Saturday, January 24, 2015

1 Surviving #70days70years

I am learning to remember there once lived a person named Gezela Lorinz nee Noilander. She was born in Oradea Mare, Romania, 1885 and died in Auschwitz, 1944, aged 59. May her memory be for a blessing.



by Rabbi Lord Jonathan Sacks. 

You can read Rabbi Sacks' essay by clicking on the title above. These are my thoughts.

Why did the Jews survive being exiled from their nation state and continue to exist for the next almost 2,000 years, while other great nation civilizations, like the Mayans and the Romans, disappeared completely?

Rabbi Sacks cites Rebecca Costa's theory that civilisations die when their problems become insurmountable and they cannot overcome this cognitive threshold. According to Costa the first two signs of breakdown are 1. instead of dealing with problems, people carry on as normal and simply pass the problems on to the next generation. And 2. people irrationally take refuge in extreme religious devotion because they cannot cope with the facts.

When the 2nd Temple was destroyed in 70CE the Jews were exiled from Jerusalem, with no return in sight and no access to their holy sites. They had to live among the other nations of the world but they didn't give up everything. Instead they adapted from a nation civilization into a transportable religion. Temple worship became synagogues, sacrifices became prayers, the High Priest atoning for their collective sins became individual repentance, the people of The Land became the people of The Book.

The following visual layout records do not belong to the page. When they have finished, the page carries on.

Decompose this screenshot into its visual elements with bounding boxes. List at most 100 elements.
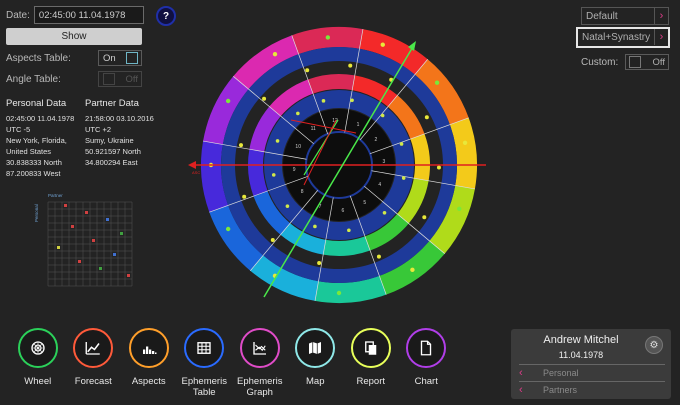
forecast-label: Forecast bbox=[74, 376, 112, 387]
planet-glyph bbox=[376, 254, 381, 259]
map-icon bbox=[309, 342, 322, 354]
button-circle bbox=[406, 328, 447, 368]
ephemeris-table-label: Ephemeris Table bbox=[182, 376, 227, 398]
aspects-table-toggle[interactable]: On bbox=[98, 50, 142, 66]
help-icon: ? bbox=[162, 10, 170, 22]
ephemeris-table-label-1: Ephemeris bbox=[181, 376, 227, 387]
house-number: 9 bbox=[293, 167, 296, 173]
planet-glyph bbox=[347, 228, 351, 233]
planet-glyph bbox=[336, 290, 342, 296]
partner-place: Sumy, Ukraine bbox=[85, 136, 134, 145]
planet-glyph bbox=[285, 204, 290, 208]
wheel-label: Wheel bbox=[24, 376, 52, 387]
date-input[interactable] bbox=[33, 6, 144, 24]
toggle-box bbox=[103, 73, 115, 85]
chevron-left-icon: ‹ bbox=[519, 383, 523, 396]
button-circle bbox=[350, 328, 391, 368]
horizon-arrowhead bbox=[188, 161, 196, 169]
planet-glyph bbox=[321, 99, 326, 103]
wheel-button[interactable]: Wheel bbox=[10, 328, 66, 398]
partners-row[interactable]: ‹ Partners bbox=[519, 382, 665, 397]
house-number: 6 bbox=[342, 208, 345, 214]
help-button[interactable]: ? bbox=[156, 6, 176, 26]
planet-glyph bbox=[462, 140, 468, 145]
aspect-mark bbox=[92, 239, 95, 242]
planet-glyph bbox=[410, 267, 415, 273]
planet-glyph bbox=[399, 142, 404, 146]
personal-row[interactable]: ‹ Personal bbox=[519, 365, 665, 380]
planet-glyph bbox=[238, 143, 243, 148]
partner-data: Partner Data 21:58:00 03.10.2016 UTC +2 … bbox=[85, 98, 154, 168]
personal-country: United States bbox=[6, 147, 52, 156]
custom-state: Off bbox=[652, 56, 666, 68]
grid-top-label: Partner bbox=[48, 193, 63, 198]
personal-lat: 30.838333 North bbox=[6, 158, 62, 167]
ephemeris-graph-label-1: Ephemeris bbox=[237, 376, 283, 387]
map-button[interactable]: Map bbox=[288, 328, 344, 398]
planet-glyph bbox=[270, 237, 275, 242]
ephemeris-graph-button[interactable]: Ephemeris Graph bbox=[232, 328, 288, 398]
aspect-mark bbox=[78, 260, 81, 263]
house-number: 1 bbox=[357, 122, 360, 128]
aspect-mark bbox=[85, 211, 88, 214]
aspect-mark bbox=[64, 204, 67, 207]
partner-lon: 34.800294 East bbox=[85, 158, 138, 167]
planet-glyph bbox=[380, 113, 385, 118]
planet-glyph bbox=[271, 173, 276, 177]
custom-label: Custom: bbox=[581, 56, 619, 68]
toggle-box bbox=[629, 56, 641, 68]
planet-glyph bbox=[348, 63, 353, 68]
planet-glyph bbox=[422, 215, 427, 220]
angle-table-row: Angle Table: Off bbox=[6, 71, 142, 87]
report-button[interactable]: Report bbox=[343, 328, 399, 398]
date-row: Date: bbox=[6, 6, 144, 24]
ephemeris-graph-icon bbox=[253, 342, 266, 355]
planet-glyph bbox=[317, 261, 322, 266]
aspects-grid: Partner Personal bbox=[34, 192, 134, 295]
partner-time: 21:58:00 03.10.2016 bbox=[85, 114, 154, 123]
aspect-mark bbox=[106, 218, 109, 221]
planet-glyph bbox=[401, 176, 406, 180]
asc-label: ASC bbox=[192, 170, 200, 175]
wheel-icon bbox=[31, 341, 45, 355]
partner-lat: 50.921597 North bbox=[85, 147, 141, 156]
angle-table-label: Angle Table: bbox=[6, 73, 61, 85]
chart-type-value: Natal+Synastry bbox=[582, 32, 651, 43]
personal-data-title: Personal Data bbox=[6, 98, 67, 109]
button-circle bbox=[184, 328, 225, 368]
forecast-button[interactable]: Forecast bbox=[66, 328, 122, 398]
personal-label: Personal bbox=[543, 367, 579, 378]
chart-button[interactable]: Chart bbox=[399, 328, 455, 398]
aspect-mark bbox=[71, 225, 74, 228]
angle-table-toggle[interactable]: Off bbox=[98, 71, 142, 87]
preset-select[interactable]: Default › bbox=[581, 7, 669, 25]
forecast-icon bbox=[85, 342, 100, 355]
house-number: 2 bbox=[374, 137, 377, 143]
planet-glyph bbox=[350, 98, 354, 103]
planet-glyph bbox=[272, 51, 278, 57]
custom-toggle[interactable]: Off bbox=[625, 54, 669, 70]
grid-side-label: Personal bbox=[34, 204, 39, 222]
show-button[interactable]: Show bbox=[6, 28, 142, 45]
aspects-table-row: Aspects Table: On bbox=[6, 50, 142, 66]
preset-value: Default bbox=[586, 10, 618, 22]
chart-type-select[interactable]: Natal+Synastry › bbox=[576, 27, 670, 48]
aspects-button[interactable]: Aspects bbox=[121, 328, 177, 398]
report-icon bbox=[364, 341, 376, 355]
personal-time: 02:45:00 11.04.1978 bbox=[6, 114, 75, 123]
planet-glyph bbox=[242, 194, 247, 199]
aspects-icon bbox=[142, 346, 157, 354]
planet-glyph bbox=[313, 224, 317, 229]
gear-icon[interactable]: ⚙ bbox=[645, 336, 663, 354]
planet-glyph bbox=[457, 206, 462, 211]
house-number: 10 bbox=[295, 144, 301, 150]
planet-glyph bbox=[225, 98, 231, 104]
planet-glyph bbox=[305, 68, 310, 73]
planet-glyph bbox=[325, 35, 331, 40]
bottom-toolbar: Wheel Forecast Aspects Ephemeris Table Ep… bbox=[10, 328, 454, 398]
ephemeris-table-button[interactable]: Ephemeris Table bbox=[177, 328, 233, 398]
house-number: 5 bbox=[363, 200, 366, 206]
aspect-mark bbox=[113, 253, 116, 256]
natal-wheel[interactable]: 123456789101112ASC bbox=[186, 25, 492, 307]
house-number: 8 bbox=[301, 189, 304, 195]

It has always been debated: is Judaism a religion or a race? Now I know where this question comes from and that the answer is both. We could have saved hours of discussion at Jewish Summer Camp had we known this 35 years ago.

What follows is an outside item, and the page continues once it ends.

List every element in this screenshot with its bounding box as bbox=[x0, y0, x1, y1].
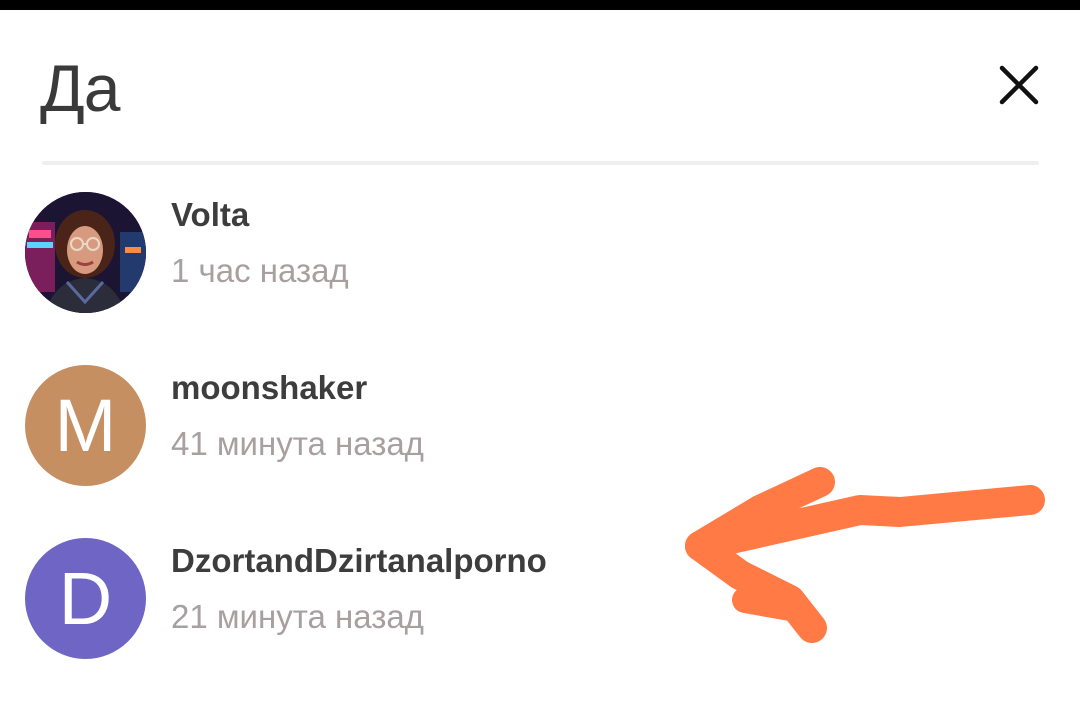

However, it wasn't only adapting to a new reality alone that kept the faith, it was this in combination with a loyalty to the past. In the adapted religion they continued to celebrate festivals connected to the agricultural seasons of the Land of Israel, they continued many of the practices of the Temple albeit in symbolic form, they kept their ancient names, the kept their dietary traditions, and they continued to intermarry as if they were not living amongst other populations.

Rabbi sacks writes this loyalty to the past coupled with adapting for the future ensured Jewish survival in exile "despite the hostility shown to them." I would say that perhaps it is because of the hostility shown to them - when no country claims your religion as the official one, you have nowhere to run except to each other.

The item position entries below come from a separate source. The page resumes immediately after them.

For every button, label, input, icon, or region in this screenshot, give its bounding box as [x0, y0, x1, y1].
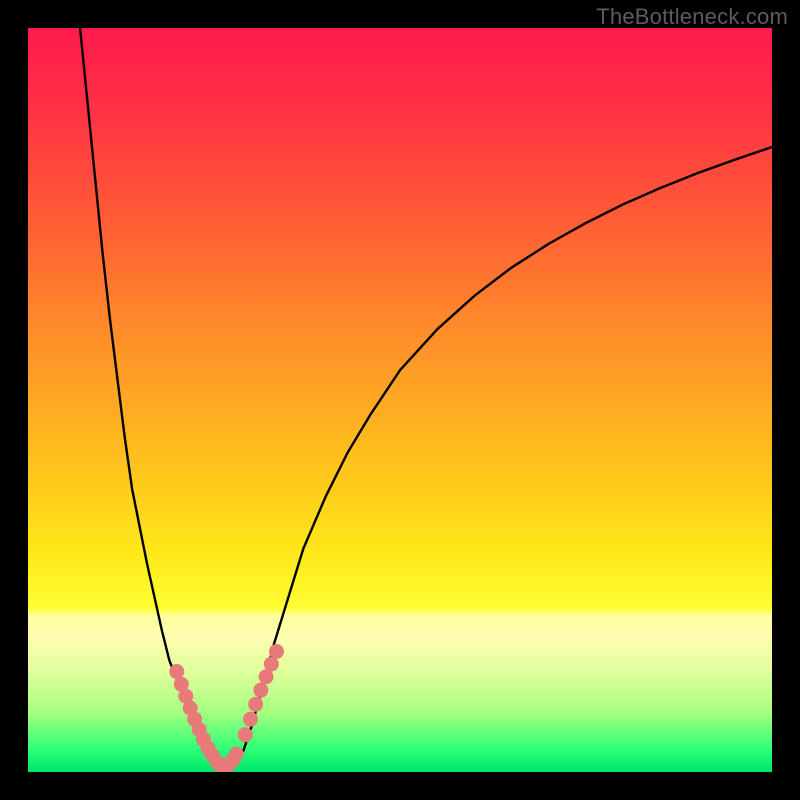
data-point-marker [253, 683, 268, 698]
chart-frame: TheBottleneck.com [0, 0, 800, 800]
data-point-marker [229, 747, 244, 762]
attribution-text: TheBottleneck.com [596, 4, 788, 30]
gradient-background [28, 28, 772, 772]
data-point-marker [269, 644, 284, 659]
data-point-marker [248, 697, 263, 712]
plot-area [28, 28, 772, 772]
data-point-marker [238, 727, 253, 742]
plot-svg [28, 28, 772, 772]
data-point-marker [243, 712, 258, 727]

This essay gives a warning to all nations who are feeling a sense of decline. I read the Daily Mail Online so don't tell me there's not an underlying worry in that direction right across Europe.

Of course this essay does not give all the answers, it's only four pages long after all. The question I am left with is a matter of degree. How loyal should we be to our past in order not to jeopardize our future? And how much should we adapt to modernity without losing our very essence?

There is no consensus on this one. That's why we have both Orthodox Jews and Reform Jews, Catholics and Protestants, Royalists and Republicans, UKIP and Tony Blair.